Strombotne recalled that in one issue of the school newspaper, students compared the cafeteria unfavorably to a prominent Potomac restaurant. She wrote a blistering response pointing out the benefits of the school lunch program.
"I explained we were simply trying to provide nutritious food at a reasonable cost, not gourment meals," she said.
But, Strombotne added, Whitman students are receptive to innovation and she has been able to splice dishes like zucchini casserole and carrot soup into the regular bill of fare.
"There are so many different needs though," said Strombotne, who sports apple earrings and a knife-and-fork brooch on the lapel of her smock. "Girls are on diets and football players want to bulk up."
She spoons out some of the day's hot special -- turkey, stuffing, applesauce and rice pudding -- into a tray for herself as the students' lunch period ends, saying, "We always have kids who complain and they come in every day and buy a lunch."
At one table, students hurriedly finished their salads.
"It depends on you," said blonde Nancy Straicher, 17, when asked about her school lunch. "There are a lot of options.
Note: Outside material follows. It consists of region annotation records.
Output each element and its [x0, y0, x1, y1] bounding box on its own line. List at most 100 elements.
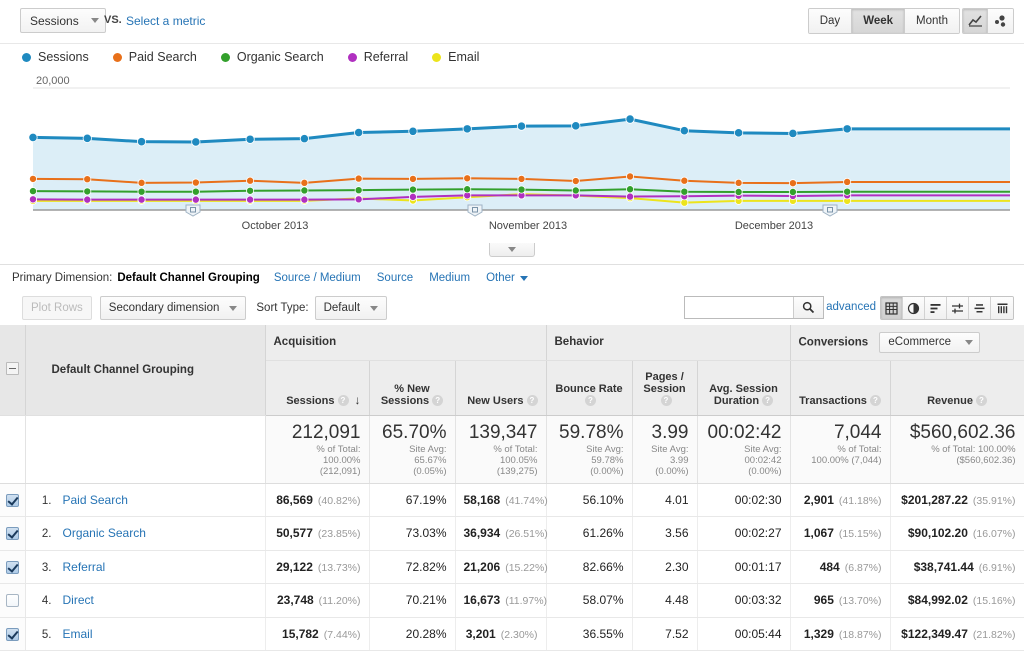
data-point[interactable]: [679, 126, 689, 136]
table-row[interactable]: 5. Email 15,782 (7.44%) 20.28% 3,201 (2.30%) 36…: [0, 617, 1024, 651]
data-point[interactable]: [28, 174, 37, 183]
data-point[interactable]: [299, 134, 309, 144]
row-checkbox-cell[interactable]: [0, 483, 26, 517]
metric-select[interactable]: Sessions: [20, 8, 106, 33]
row-checkbox[interactable]: [5, 594, 19, 608]
data-point[interactable]: [680, 187, 689, 196]
data-point[interactable]: [571, 121, 581, 131]
help-icon[interactable]: ?: [762, 395, 774, 407]
data-point[interactable]: [408, 185, 417, 194]
dimension-link-medium[interactable]: Medium: [429, 272, 470, 284]
data-point[interactable]: [626, 172, 635, 181]
table-row[interactable]: 2. Organic Search 50,577 (23.85%) 73.03% 36,9…: [0, 516, 1024, 551]
data-point[interactable]: [245, 134, 255, 144]
data-point[interactable]: [354, 127, 364, 138]
data-point[interactable]: [788, 179, 797, 188]
sort-descending-icon[interactable]: ↓: [355, 393, 361, 407]
conversions-type-select[interactable]: eCommerce: [879, 331, 981, 353]
row-checkbox[interactable]: [5, 560, 19, 574]
data-point[interactable]: [788, 188, 797, 197]
row-checkbox-cell[interactable]: [0, 550, 26, 584]
data-point[interactable]: [300, 195, 309, 204]
data-point[interactable]: [571, 186, 580, 195]
help-icon[interactable]: ?: [660, 395, 672, 407]
data-point[interactable]: [463, 174, 472, 183]
data-point[interactable]: [843, 187, 852, 196]
column-header-bounce-rate[interactable]: Bounce Rate?: [546, 360, 633, 416]
data-point[interactable]: [408, 174, 417, 183]
month-marker-handle[interactable]: [822, 204, 838, 217]
granularity-week-button[interactable]: Week: [852, 9, 906, 33]
data-point[interactable]: [788, 128, 798, 139]
data-point[interactable]: [517, 185, 526, 194]
data-point[interactable]: [734, 188, 743, 197]
data-point[interactable]: [842, 124, 852, 134]
data-point[interactable]: [734, 128, 744, 138]
dimension-link-source[interactable]: Source: [377, 272, 413, 284]
data-point[interactable]: [137, 178, 146, 187]
data-point[interactable]: [354, 195, 363, 204]
table-view-icon-button[interactable]: [881, 297, 903, 319]
data-point[interactable]: [137, 195, 146, 204]
data-point[interactable]: [516, 121, 527, 131]
data-point[interactable]: [28, 132, 38, 143]
row-dimension-link[interactable]: Referral: [63, 560, 106, 574]
pie-view-icon-button[interactable]: [903, 297, 925, 319]
column-header-new-sessions[interactable]: % New Sessions?: [369, 360, 456, 416]
data-point[interactable]: [28, 187, 37, 196]
data-point[interactable]: [462, 124, 472, 134]
data-point[interactable]: [246, 195, 255, 204]
data-point[interactable]: [82, 133, 92, 143]
month-marker-handle[interactable]: [467, 204, 483, 217]
advanced-link[interactable]: advanced: [826, 301, 876, 313]
data-point[interactable]: [191, 178, 200, 187]
comparison-view-icon-button[interactable]: [947, 297, 969, 319]
data-point[interactable]: [83, 175, 92, 184]
table-row[interactable]: 4. Direct 23,748 (11.20%) 70.21% 16,673 (11.97…: [0, 583, 1024, 618]
column-header-revenue[interactable]: Revenue?: [890, 360, 1024, 416]
column-header-avg-session-duration[interactable]: Avg. Session Duration?: [697, 360, 791, 416]
term-cloud-view-icon-button[interactable]: [969, 297, 991, 319]
sort-type-select[interactable]: Default: [314, 296, 388, 320]
data-point[interactable]: [408, 126, 418, 136]
legend-item-organic-search[interactable]: Organic Search: [220, 50, 324, 64]
collapse-all-button[interactable]: [0, 325, 26, 416]
search-button[interactable]: [793, 297, 823, 318]
help-icon[interactable]: ?: [869, 395, 881, 407]
data-point[interactable]: [246, 176, 255, 185]
pivot-view-icon-button[interactable]: [991, 297, 1013, 319]
dimension-link-other[interactable]: Other: [486, 272, 528, 284]
table-row[interactable]: 3. Referral 29,122 (13.73%) 72.82% 21,206 (15.…: [0, 550, 1024, 584]
data-point[interactable]: [28, 195, 37, 204]
legend-item-email[interactable]: Email: [432, 50, 479, 64]
month-marker-handle[interactable]: [185, 204, 201, 217]
row-checkbox-cell[interactable]: [0, 617, 26, 651]
legend-item-paid-search[interactable]: Paid Search: [112, 50, 197, 64]
row-dimension-link[interactable]: Direct: [63, 593, 94, 607]
search-input[interactable]: [685, 297, 793, 318]
row-checkbox-cell[interactable]: [0, 583, 26, 618]
help-icon[interactable]: ?: [526, 395, 538, 407]
data-point[interactable]: [354, 174, 363, 183]
data-point[interactable]: [626, 192, 635, 201]
data-point[interactable]: [734, 178, 743, 187]
data-point[interactable]: [137, 187, 146, 196]
data-point[interactable]: [517, 174, 526, 183]
row-dimension-link[interactable]: Organic Search: [63, 526, 146, 540]
secondary-dimension-button[interactable]: Secondary dimension: [99, 296, 247, 320]
plot-rows-button[interactable]: Plot Rows: [22, 296, 92, 320]
table-search-box[interactable]: [684, 296, 824, 319]
chart-expander-button[interactable]: [489, 243, 535, 257]
row-checkbox-cell[interactable]: [0, 516, 26, 551]
trend-chart[interactable]: 20,00010,000October 2013November 2013Dec…: [0, 70, 1024, 245]
data-point[interactable]: [680, 176, 689, 185]
row-checkbox[interactable]: [5, 527, 19, 541]
data-point[interactable]: [246, 186, 255, 195]
performance-view-icon-button[interactable]: [925, 297, 947, 319]
help-icon[interactable]: ?: [432, 395, 444, 407]
data-point[interactable]: [191, 137, 201, 147]
dimension-column-header[interactable]: Default Channel Grouping: [25, 325, 266, 416]
row-dimension-link[interactable]: Email: [63, 627, 93, 641]
help-icon[interactable]: ?: [975, 395, 987, 407]
data-point[interactable]: [83, 195, 92, 204]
You can buy good food or you can buy junk. Unfortunately most kids buy junk."
Aside from the food, Styer, cafeteria staff members and students interviewed maintain that one of the biggest problems with school lunches is the caferterias themselves. Cavernous, noisy rooms with long rows of tables don't make for leisurely, pleasant meals, they all say.
Styer says she hopes to install planters and dividers to make the lunchrooms more home-like places where students can eat and talk with friends.
In the meantime, to avoid the crush, a group of girls at Whitman resort to eating in the bathroom, an atmosphere they say they find more appetizing than the cafeteria, where food and insults fly through the air with equal velocity. At lunchtime's end, Walt Whitman's cafeteria floor often looks like a compost heap.
"We're a bunch of spoiled, rich brats," acknowledged Tony Russo, 18, as he left the table to go to his next class. "We know it's all going to be picked up for us."